A velhinha os seguiu e abriu a porta.
- Oh, eu que lhes agradeço pela atenção. Além do senhor Johan não tenho com quem mais conversar.
- Algum problema se voltarmos para fazer mais algumas perguntas?
- Ora, problema algum. Por favor, venham quando desejarem.
O Senhor Nelson e o guarda se despediram e foram embora para a Delegacia.
[...]
No escritório do Senhor Nelson, o guarda dizia em bom tom os pontos importantes da conversa com a velhinha.
- E por fim, o senhor Johan tinha uma saúde de ferro. Dormindo sempre das oito às oito e comendo refeições naturais e saudáveis, sua rotina era impecável.

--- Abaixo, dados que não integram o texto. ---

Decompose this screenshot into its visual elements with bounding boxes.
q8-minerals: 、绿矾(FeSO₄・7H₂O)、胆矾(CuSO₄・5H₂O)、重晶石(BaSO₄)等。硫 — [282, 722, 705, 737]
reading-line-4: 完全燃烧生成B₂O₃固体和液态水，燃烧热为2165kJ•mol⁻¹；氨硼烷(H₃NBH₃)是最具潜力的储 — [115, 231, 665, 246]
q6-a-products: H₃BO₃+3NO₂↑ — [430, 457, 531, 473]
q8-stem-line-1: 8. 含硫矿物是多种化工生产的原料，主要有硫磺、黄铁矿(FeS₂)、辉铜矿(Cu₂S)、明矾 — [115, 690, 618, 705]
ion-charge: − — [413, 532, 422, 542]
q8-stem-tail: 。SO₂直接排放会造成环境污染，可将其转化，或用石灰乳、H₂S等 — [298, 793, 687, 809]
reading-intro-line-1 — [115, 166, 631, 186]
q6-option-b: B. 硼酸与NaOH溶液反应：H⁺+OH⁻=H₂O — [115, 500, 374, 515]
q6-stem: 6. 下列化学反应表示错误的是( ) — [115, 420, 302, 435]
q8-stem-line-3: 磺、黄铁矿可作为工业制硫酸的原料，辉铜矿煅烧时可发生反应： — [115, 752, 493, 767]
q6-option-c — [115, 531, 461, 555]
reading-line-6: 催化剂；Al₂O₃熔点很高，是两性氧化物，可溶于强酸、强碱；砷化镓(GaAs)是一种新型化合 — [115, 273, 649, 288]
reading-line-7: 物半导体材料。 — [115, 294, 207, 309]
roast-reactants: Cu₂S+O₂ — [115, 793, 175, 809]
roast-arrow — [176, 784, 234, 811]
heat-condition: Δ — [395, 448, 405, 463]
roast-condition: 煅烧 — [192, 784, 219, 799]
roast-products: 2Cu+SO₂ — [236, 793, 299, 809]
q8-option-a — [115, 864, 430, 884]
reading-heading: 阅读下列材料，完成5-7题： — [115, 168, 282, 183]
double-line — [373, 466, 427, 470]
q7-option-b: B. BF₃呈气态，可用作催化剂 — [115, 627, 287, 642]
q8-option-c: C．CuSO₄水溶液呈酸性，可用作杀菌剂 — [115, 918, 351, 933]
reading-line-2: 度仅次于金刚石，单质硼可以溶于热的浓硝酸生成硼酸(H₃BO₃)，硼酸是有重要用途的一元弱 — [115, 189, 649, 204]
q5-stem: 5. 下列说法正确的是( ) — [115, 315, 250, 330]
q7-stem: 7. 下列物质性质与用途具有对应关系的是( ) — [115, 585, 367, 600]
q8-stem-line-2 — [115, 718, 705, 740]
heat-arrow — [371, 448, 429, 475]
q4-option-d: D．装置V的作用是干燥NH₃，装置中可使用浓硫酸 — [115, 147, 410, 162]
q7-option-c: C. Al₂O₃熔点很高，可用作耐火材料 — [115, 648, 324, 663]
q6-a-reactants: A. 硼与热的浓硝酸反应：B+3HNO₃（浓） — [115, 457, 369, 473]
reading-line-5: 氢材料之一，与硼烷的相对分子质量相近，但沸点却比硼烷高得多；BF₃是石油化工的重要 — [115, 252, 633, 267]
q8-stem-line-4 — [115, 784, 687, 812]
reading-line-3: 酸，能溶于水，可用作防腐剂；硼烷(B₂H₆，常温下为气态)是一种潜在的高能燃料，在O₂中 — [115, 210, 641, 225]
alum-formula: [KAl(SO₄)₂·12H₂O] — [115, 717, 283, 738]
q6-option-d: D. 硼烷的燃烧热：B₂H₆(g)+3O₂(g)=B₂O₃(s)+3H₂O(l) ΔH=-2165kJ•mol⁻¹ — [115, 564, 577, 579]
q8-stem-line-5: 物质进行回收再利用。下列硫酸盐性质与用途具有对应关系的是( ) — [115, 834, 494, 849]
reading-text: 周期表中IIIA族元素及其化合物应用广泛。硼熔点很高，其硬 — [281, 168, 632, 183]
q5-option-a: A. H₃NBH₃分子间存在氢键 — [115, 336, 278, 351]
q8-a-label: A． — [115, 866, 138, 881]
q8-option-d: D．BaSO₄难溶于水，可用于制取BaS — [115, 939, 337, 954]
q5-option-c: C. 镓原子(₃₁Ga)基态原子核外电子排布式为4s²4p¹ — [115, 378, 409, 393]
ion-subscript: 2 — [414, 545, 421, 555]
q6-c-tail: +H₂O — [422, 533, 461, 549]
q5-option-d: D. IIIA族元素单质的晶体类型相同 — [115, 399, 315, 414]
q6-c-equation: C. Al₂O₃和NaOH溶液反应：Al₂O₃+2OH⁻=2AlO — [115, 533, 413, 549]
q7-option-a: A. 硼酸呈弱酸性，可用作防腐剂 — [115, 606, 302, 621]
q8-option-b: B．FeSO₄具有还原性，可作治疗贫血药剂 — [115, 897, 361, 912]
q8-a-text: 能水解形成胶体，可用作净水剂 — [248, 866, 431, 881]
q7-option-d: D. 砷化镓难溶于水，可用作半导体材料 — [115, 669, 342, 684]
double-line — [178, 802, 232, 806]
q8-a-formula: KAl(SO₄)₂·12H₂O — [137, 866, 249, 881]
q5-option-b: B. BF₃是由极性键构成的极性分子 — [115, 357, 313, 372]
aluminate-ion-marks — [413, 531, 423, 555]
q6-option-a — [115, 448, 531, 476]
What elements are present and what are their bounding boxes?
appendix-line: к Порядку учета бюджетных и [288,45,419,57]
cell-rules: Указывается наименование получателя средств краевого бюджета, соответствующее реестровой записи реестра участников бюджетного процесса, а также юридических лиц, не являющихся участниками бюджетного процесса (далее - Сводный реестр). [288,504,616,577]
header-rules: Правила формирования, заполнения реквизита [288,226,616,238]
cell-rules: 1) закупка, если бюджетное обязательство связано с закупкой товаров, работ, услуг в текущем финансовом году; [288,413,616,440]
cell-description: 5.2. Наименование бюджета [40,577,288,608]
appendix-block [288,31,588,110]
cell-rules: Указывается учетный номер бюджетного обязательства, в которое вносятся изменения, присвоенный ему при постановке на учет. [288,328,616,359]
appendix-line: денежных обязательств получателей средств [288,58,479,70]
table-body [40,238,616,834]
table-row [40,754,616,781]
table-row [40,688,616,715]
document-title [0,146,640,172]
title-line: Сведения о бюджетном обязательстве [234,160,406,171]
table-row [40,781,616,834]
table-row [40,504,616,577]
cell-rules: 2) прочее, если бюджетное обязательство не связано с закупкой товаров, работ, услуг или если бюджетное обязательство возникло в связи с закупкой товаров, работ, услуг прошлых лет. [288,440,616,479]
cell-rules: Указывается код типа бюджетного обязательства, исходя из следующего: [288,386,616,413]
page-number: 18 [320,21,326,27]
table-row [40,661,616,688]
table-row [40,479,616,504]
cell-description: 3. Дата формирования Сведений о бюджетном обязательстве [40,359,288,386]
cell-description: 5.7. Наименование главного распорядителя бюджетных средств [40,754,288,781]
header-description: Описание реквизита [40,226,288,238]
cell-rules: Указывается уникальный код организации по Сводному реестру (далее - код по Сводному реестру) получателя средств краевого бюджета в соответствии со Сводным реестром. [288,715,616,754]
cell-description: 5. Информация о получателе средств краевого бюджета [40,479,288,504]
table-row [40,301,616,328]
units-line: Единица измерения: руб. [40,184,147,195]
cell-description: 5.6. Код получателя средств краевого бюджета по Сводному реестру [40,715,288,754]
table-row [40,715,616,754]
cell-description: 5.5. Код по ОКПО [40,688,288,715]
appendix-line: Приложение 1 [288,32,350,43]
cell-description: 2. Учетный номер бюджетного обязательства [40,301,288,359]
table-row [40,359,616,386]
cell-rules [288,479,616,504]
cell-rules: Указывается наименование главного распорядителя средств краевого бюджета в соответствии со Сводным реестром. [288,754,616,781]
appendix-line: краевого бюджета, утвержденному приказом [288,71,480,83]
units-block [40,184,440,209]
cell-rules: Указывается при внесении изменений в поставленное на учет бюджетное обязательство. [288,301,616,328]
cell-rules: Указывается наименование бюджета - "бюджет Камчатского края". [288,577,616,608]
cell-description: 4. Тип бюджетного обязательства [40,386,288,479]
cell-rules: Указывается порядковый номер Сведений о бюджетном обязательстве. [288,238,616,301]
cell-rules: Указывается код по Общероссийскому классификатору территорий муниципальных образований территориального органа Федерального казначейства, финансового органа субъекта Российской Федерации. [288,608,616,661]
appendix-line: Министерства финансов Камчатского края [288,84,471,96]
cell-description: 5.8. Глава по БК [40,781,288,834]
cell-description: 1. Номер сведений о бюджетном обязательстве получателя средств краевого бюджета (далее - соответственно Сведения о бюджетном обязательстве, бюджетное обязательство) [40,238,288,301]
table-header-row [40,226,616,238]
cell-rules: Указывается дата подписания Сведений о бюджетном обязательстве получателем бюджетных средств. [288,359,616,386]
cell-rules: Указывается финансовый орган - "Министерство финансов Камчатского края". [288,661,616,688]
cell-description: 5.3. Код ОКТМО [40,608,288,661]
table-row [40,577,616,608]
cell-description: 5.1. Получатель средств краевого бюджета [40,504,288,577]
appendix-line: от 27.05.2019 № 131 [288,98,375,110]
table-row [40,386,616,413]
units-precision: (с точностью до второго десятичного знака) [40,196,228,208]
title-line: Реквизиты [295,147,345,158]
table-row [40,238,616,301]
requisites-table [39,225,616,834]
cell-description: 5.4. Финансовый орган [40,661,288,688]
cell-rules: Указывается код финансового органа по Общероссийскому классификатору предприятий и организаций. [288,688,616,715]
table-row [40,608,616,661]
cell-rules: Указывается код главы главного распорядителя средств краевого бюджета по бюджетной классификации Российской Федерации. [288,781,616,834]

- Lhe invejo por poder dormir por tanto tempo. Não lembro de nenhuma noite, desde que entrei para a polícia, que pude dormir por mais de seis horas.
O Senhor Nelson, enquanto ouvia, organizava alguns papéis que se acumularam durante o último caso.
- O senhor Johan também tinha alguns costumes incomuns, como colocar sal nas portas e dormir de luz acesa. Era definitivamente supersticioso. Além disso, mais nada que possa parecer o motivo de sua morte.
- Isso é estranho. Esse tal Senhor Johan é tão perfeito em sua vida que parece até mesmo ser um ator. Bem, e quanto a seus fãs?
O guarda Benson virou algumas folhas no bloco de notas.
- Checamos com a editora as cartas que ele recebia. Nenhuma ameaça, maldição ou algo do tipo. Apesar de haverem muitos fãs afirmando que já não conseguiam dormir com as luzes apagadas devido a quão intensos eram os seus livros.
- Isso me parece muito estranho. E quanto a necrópsia?
- Estará pronta até as sete da noite de hoje.
O Senhor Nelson se levantou e andou até o armário de arquivos, onde pôs as pastas que organizara.
- E por que a demora?
- Aparentemente tiveram que checar mais de duas vezes para comprovar a causa da morte. Não foi algo comum.
- Isso eu irei decidir por mim mesmo. Pode ir agora.